An Unusual Commission, Indeed medium.com

Last month, Kickstarter hired Mark Harris to investigate the circumstances around the failure of the most-funded European project in their history: a drone called Zano to be built by a company called Torquing. It’s the evergreen story of a lack of understanding conflicting with the ambition and creeping scope of the product:

On 18 November, the axe fell. Torquing announced via a Kickstarter update that it was entering a creditor’s voluntary liquidation, the UK equivalent roughly of an American “Chapter 7” bankruptcy filing. It appointed a liquidator who would bring its business operations to a close and attempt to sell the company’s remaining assets to pay its outstanding bills. Legal documents show that Torquing had not only burned through the £2.5m from its Kickstarter campaign, it had run up another £1m in debt. It was Kickstarter’s most spectacular flame-out to date.

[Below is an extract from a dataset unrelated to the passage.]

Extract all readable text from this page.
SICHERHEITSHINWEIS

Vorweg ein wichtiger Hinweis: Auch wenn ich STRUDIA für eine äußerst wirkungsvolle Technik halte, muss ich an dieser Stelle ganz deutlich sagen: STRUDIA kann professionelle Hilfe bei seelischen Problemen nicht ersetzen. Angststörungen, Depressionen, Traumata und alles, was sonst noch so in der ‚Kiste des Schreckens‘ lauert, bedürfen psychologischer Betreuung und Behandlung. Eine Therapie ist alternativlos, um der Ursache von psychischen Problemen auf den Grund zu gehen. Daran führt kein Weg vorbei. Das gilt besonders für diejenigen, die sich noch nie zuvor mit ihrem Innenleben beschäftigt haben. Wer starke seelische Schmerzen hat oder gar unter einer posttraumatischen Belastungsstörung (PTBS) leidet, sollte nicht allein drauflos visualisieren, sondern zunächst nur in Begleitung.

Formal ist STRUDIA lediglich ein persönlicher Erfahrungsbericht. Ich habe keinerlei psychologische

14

No more Zanos would be made or sent out. Staff were sent home, and Torquing’s supercomputer was switched off and would be sold for parts. Because the Zano drone checks in over the internet with Torquing’s servers each time it powers up to retrieve calibration data and updates, the few drones in the wild were instantly and permanently grounded, like a dastardly robot army foiled in the last reel of a bad sci-fi film. After an abrupt final post on Kickstarter, Zano’s creators retreated offline and refused to engage with either backers or Kickstarter itself, contrary to the platform’s policies for failed campaigns.

It’s long — Medium estimates a 53 minute read time — but it’s worth spending some time with. Terrific reporting and storytelling make for a compelling autopsy.